Cette invisibilité algorithmique produit une distorsion que beaucoup d’entreprises interprètent mal. Elles imputent une baisse de conversion à la concurrence ou à la hausse de leurs coûts d’acquisition, quand le problème tient souvent à l’éligibilité même de leurs offres. Elles croient manquer de trafic, alors qu’elles manquent de lisibilité. Dans une économie où les agents sélectionnent pour l’utilisateur, une donnée fiable vaut plus qu’un investissement marketing. Une incohérence en coûte davantage qu’une mauvaise note produit.

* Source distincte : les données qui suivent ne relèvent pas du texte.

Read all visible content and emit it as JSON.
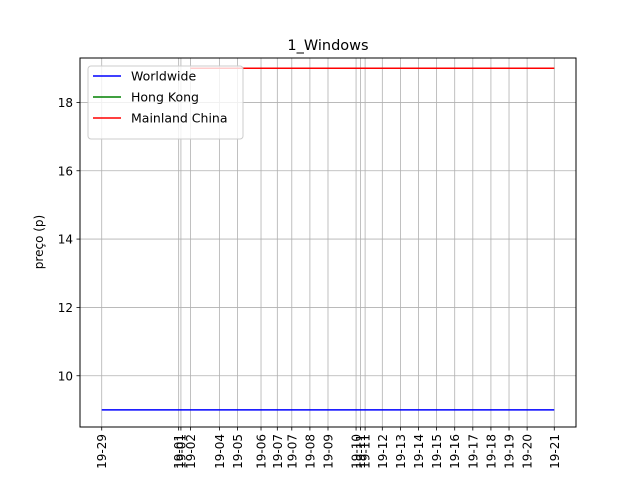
{
  "chart_data": {
    "type": "line",
    "title": "1_Windows",
    "xlabel": "",
    "ylabel": "preço (p)",
    "ylim": [
      8.5,
      19.3
    ],
    "yticks": [
      10,
      12,
      14,
      16,
      18
    ],
    "grid": true,
    "legend_position": "top-left",
    "x_ticks": [
      {
        "x": 0,
        "label": "19-29"
      },
      {
        "x": 8.5,
        "label": "19-01"
      },
      {
        "x": 8.75,
        "label": "19-01"
      },
      {
        "x": 9.8,
        "label": "19-02"
      },
      {
        "x": 13,
        "label": "19-04"
      },
      {
        "x": 15,
        "label": "19-05"
      },
      {
        "x": 17.6,
        "label": "19-06"
      },
      {
        "x": 19.4,
        "label": "19-07"
      },
      {
        "x": 21,
        "label": "19-07"
      },
      {
        "x": 23,
        "label": "19-08"
      },
      {
        "x": 25,
        "label": "19-09"
      },
      {
        "x": 28.1,
        "label": "19-10"
      },
      {
        "x": 28.6,
        "label": "19-11"
      },
      {
        "x": 29.1,
        "label": "19-11"
      },
      {
        "x": 31,
        "label": "19-12"
      },
      {
        "x": 33,
        "label": "19-13"
      },
      {
        "x": 35,
        "label": "19-14"
      },
      {
        "x": 37,
        "label": "19-15"
      },
      {
        "x": 39,
        "label": "19-16"
      },
      {
        "x": 41,
        "label": "19-17"
      },
      {
        "x": 43,
        "label": "19-18"
      },
      {
        "x": 45,
        "label": "19-19"
      },
      {
        "x": 47,
        "label": "19-20"
      },
      {
        "x": 50,
        "label": "19-21"
      }
    ],
    "xlim": [
      -2.4,
      52.4
    ],
    "series": [
      {
        "name": "Worldwide",
        "color": "#0000ff",
        "x": [
          0,
          50
        ],
        "values": [
          9.0,
          9.0
        ]
      },
      {
        "name": "Hong Kong",
        "color": "#008000",
        "x": [
          9.8,
          50
        ],
        "values": [
          19.0,
          19.0
        ]
      },
      {
        "name": "Mainland China",
        "color": "#ff0000",
        "x": [
          9.8,
          50
        ],
        "values": [
          19.0,
          19.0
        ]
      }
    ]
  }
}
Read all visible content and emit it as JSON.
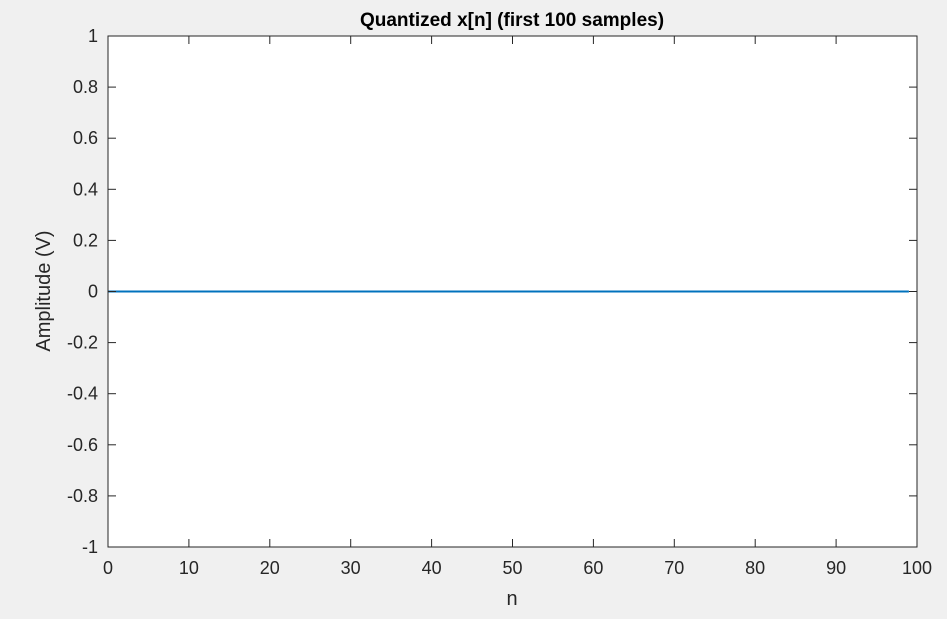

Ce déplacement a des implications économiques profondes. Il concentre la demande entre les acteurs capables d’exposer une information claire et cohérente, et marginalise ceux qui laissent subsister des contradictions entre leurs pages, leurs flux, leurs API et leurs marketplaces. Il renforce la position des plateformes capables d’interpréter ces données — Google, Amazon, OpenAI — qui deviennent, de fait, les premiers régulateurs de l’accès à la demande. Et il oblige les marques à considérer la donnée non comme un appendice technique, mais comme un actif stratégique.
Le web n’est pas en train de disparaître, mais de changer de centre de gravité. Ce qui faisait la performance — la capacité à attirer, guider et convertir un visiteur — se joue désormais en amont, dans la manière dont les offres peuvent être lues et évaluées par les agents. Dans ce nouveau paysage, la question n’est plus seulement d’être visible, mais d’être interprétable. Les marques qui s’adapteront seront celles qui sauront rendre leurs données fiables, cohérentes et exploitables ; les autres verront leur présence en ligne s’éroder, non faute d’audience, mais faute d’éligibilité dans un système qui sélectionne de plus en plus avant même que l’utilisateur n’intervienne.